世界のエネルギー市場で今、大きな地殻変動が起きています。これまで「安さ」が代名詞だった米国産原油の価格が上昇傾向にあり、国際的な指標である欧州産の北海ブレント原油との価格差が急速に縮まっているのです。2019年11月18日現在の市場データを見ると、米国産の指標であるWTIは1バレル57ドル台で取引される一方で、欧州産は63ドル台となっており、その差はわずか5ドルから6ドル程度にまで狭まりました。
SNS上では、これまで米国産を積極的に買い付けてきた投資家や企業から「利益確定のタイミングが難しい」「仕入れコストの上昇が懸念される」といった驚きの声が上がっています。わずか半年前の2019年5月ごろには10ドル以上の開きがあったことを考えれば、この数ヶ月での変化がいかに急激であるかが分かります。

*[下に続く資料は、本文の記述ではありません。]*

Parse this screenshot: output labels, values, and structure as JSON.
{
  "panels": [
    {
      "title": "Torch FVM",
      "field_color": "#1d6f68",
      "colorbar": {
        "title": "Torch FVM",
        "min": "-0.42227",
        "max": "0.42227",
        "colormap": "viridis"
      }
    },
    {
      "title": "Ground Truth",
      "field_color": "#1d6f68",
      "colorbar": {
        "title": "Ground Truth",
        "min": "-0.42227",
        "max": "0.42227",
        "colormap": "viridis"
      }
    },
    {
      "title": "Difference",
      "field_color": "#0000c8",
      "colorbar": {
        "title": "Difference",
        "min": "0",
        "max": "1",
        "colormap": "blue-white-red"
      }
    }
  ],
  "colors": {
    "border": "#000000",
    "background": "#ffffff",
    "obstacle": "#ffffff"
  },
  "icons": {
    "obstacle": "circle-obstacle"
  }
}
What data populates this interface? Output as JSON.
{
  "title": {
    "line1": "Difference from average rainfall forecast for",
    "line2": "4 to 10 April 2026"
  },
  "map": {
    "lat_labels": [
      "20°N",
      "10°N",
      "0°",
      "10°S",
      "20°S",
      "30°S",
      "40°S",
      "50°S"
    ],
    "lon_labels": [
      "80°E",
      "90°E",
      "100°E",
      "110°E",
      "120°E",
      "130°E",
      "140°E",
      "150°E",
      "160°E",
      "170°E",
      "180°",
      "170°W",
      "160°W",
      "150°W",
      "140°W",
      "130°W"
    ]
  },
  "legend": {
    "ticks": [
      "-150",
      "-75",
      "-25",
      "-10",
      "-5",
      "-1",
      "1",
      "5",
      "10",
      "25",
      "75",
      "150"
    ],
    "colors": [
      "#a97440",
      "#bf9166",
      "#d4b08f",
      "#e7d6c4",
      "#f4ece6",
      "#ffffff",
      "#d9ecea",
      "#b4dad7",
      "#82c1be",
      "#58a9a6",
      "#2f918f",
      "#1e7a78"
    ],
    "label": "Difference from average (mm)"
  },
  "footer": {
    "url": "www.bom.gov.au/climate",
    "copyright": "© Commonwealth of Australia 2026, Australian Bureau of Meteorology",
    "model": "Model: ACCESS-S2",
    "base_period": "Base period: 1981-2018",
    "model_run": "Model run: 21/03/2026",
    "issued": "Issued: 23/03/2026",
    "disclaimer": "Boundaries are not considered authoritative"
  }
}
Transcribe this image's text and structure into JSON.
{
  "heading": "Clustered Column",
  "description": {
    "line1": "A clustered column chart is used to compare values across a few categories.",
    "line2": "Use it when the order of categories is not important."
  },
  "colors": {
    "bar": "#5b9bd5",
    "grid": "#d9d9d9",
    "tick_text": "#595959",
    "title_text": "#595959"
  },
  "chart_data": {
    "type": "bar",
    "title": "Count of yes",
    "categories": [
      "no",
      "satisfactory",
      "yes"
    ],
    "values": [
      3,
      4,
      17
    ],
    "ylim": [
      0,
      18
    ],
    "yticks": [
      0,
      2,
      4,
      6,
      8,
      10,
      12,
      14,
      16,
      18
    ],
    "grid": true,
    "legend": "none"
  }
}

夏場には一時的に3ドル台まで接近する場面もあり、市場関係者の間では「米国産=割安」というこれまでの常識が崩れ去ろうとしているのです。
物流の目詰まり解消が価格を押し上げる
なぜ、これほどまでに米国産の価格が強含んでいるのでしょうか。その鍵を握るのは、米国内のインフラ整備にあります。米国では「シェール革命」によって原油生産量が爆発的に増えましたが、これまでは油田から港や製油所へ運ぶためのパイプラインが不足し、現物が現地に滞留してしまう「ボトルネック現象」が起きていました。しかし、2019年の夏に大型のパイプラインが相次いで稼働したことで、この物流の滞りが劇的に改善されたのです。
専門用語で解説すると、この「ボトルネック」とは瓶の首が細くなっているように、全体の工程の中で一部の処理能力が低いために全体の流れが止まってしまう状態を指します。米エネルギー情報局(EIA)の報告によれば、原油の中継地点であるオクラホマ州クッシングの在庫は、2019年11月上旬時点で約4600万バレルまで減少しました。これは年央と比較して13%も少ない水準であり、需給が引き締まっている証拠と言えるでしょう。
欧州経済の停滞と日本企業への逆風
一方で、比較対象となる欧州の北海ブレント原油は、景気後退の懸念から上値が重い展開が続いています。ドイツの経済減速や、先行きが見えない英国のEU離脱問題などが欧州経済に影を落としているためです。9月に発生したサウジアラビアの石油施設への攻撃による供給不安も沈静化しており、需給バランスが緩んだことが価格抑制の要因となっています。米国内の需給改善と欧州の需要減、この二つの波が重なり、価格の逆転現象に近い状況を作り出しました。
私自身の見解としては、この変化は単なる一時的な価格変動ではなく、米国が名実ともに「エネルギー大国」として世界市場での支配力を強めた結果だと考えています。これまでは安さで勝負していた米国産が、安定した供給網を手に入れたことで正当な市場価値で評価されるステージに移ったのです。しかし、日本企業にとっては、安価な調達先が一つ減ることを意味します。海上運賃の高騰も重なり、米国産原油の調達が一服している現状は、日本のエネルギー戦略に再考を迫るものになるでしょう。